Heh - was 2am for me. Just getting up now… 5 hours of sleep is plen.t…y… Zzzzzzzzz

Andrew - I have iPad 1 - maybe you have iPad 2 and it’s a speed thing? Happy to try whatever.

BTW - confirmed, when I set the gravity vector to Vec3(1,0,0,0) - the trackball works perfectly. For my purposes, this is more than sufficient (You see vertexes and lines, or perhaps atoms and molecular bonds - I see planets, and when I’m done a minimal spanning tree connecting them all for my awesome strategic wargame :slight_smile: )

Okey-dokey. Glad that’s figured out. For the record, yes I have an iPad 2.

In an ideal world, I’d have a touch-button for turning gravity on and off. Maybe I’ll program that in …

“hardly able to pull my iPad from my kids!” You have to call homework:complete()

This usually returns false then the iPad is yours.

@Ipda41001: Hahahaha… It’s usually called by their mother and when it returns false the iPad goes to her, not me. :smiley: Actually, I bought the iPad for her and the kids after all. I didn’t think I would be able to do something productive with it and a macbook pro is all I need. It’s true… until I found Coders and then Codify. :slight_smile: I think I have to buy another one for myself. But I’ll wait for iPad 3 since iPad 2 is starting to get old. :slight_smile:

Yes, I was under the misapprehension that it was my iPad as well. Ah, well.
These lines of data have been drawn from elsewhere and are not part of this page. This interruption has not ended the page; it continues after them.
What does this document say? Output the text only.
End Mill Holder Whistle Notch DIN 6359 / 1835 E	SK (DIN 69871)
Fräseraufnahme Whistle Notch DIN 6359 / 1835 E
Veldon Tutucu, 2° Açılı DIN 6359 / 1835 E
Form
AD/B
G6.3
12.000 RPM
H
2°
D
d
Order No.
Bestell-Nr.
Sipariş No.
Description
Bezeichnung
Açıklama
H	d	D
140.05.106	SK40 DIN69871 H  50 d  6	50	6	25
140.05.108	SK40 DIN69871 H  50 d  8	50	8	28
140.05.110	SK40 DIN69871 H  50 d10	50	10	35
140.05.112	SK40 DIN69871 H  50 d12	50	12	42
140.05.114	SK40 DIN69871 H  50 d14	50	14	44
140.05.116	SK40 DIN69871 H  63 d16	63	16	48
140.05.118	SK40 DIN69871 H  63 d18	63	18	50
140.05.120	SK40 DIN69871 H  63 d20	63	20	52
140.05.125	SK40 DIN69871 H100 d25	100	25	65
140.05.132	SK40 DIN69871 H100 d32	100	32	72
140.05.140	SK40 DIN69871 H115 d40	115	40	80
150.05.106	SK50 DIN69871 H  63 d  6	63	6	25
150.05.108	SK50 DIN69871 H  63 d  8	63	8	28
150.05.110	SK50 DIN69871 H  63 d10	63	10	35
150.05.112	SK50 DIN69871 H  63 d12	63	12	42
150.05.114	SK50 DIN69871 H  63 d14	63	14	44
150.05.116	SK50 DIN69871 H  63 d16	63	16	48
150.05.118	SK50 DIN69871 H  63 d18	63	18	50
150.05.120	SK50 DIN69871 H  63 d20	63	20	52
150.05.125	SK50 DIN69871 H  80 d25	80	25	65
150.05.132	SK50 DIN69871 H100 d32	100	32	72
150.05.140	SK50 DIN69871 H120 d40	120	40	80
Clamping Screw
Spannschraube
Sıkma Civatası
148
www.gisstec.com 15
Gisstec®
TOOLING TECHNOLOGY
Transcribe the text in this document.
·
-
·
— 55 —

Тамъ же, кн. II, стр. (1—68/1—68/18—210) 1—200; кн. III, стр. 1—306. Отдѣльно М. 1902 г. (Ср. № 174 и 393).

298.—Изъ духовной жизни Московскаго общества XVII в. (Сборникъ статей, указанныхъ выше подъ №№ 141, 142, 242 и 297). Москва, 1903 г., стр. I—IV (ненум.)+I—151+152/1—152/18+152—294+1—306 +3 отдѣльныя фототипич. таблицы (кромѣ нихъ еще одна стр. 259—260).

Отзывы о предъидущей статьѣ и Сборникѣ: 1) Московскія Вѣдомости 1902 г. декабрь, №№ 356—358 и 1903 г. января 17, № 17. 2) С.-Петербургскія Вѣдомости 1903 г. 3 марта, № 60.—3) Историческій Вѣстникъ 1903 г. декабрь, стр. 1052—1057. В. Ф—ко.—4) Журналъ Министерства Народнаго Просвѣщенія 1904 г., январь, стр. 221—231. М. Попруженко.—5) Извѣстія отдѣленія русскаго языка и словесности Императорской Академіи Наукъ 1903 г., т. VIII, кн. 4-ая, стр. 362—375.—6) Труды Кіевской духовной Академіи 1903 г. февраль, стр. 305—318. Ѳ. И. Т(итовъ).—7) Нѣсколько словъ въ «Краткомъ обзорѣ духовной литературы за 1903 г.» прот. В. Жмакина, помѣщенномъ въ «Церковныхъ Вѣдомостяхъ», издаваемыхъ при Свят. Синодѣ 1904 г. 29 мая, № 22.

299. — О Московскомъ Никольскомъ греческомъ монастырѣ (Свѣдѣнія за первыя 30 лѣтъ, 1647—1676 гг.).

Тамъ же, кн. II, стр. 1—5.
@Andrew: it’s the first outside project I’m trying, and I have to say it’s amazing, both for the learning value as for the potential applications. Thanks for sharing it!

(Also, thanks for the suggestion on your web page to use GoodReader to copy and paste the source code, it was most useful.)

Major Update

I’ve fixed some bugs, and introduced a fair few new features; mainly to do with interaction.

  1. Pinch-zoom is now implemented. There are two directions: a horizontal pinch changes the scaling after the stereographic projection is done, a vertical pinch changes it before.

  2. Tapping affects gravity. A single tap turns it on or off. A double tap resets everything to its starting configuration (including the zooms).

  3. Data is now abstracted into its own class (Data3d.lua). There’s a new shape, which is cyclohexane in “chair” format (pretty much cut-and-pasted from pubchem).

  4. Touches are also abstracted just a little.

Have a play!

May as well record my ideas for extending this.

  1. Make vertices and edges objects in their own right. Then add styles (size, colour).
  2. Figure out the simplest way to specify a molecule from pubchem for input.
  3. Specify edges by giving each vertex a valency and then forming edges to the nearest other vertices up to the valency.
  4. Double swipe for translate?
  5. Add a menu to swap between shapes
  6. Make it possible to edit the shape by dragging vertices. In a particular view, dragging a vertex moves it parallel to the view. Need to have a toggle button somewhere to say “now I’m in editing mode”, otherwise the gestures get too complicated. One could add/remove edges as well.
  7. Abstract the “viewport” stuff a little (mainly with regard to the interaction with touches).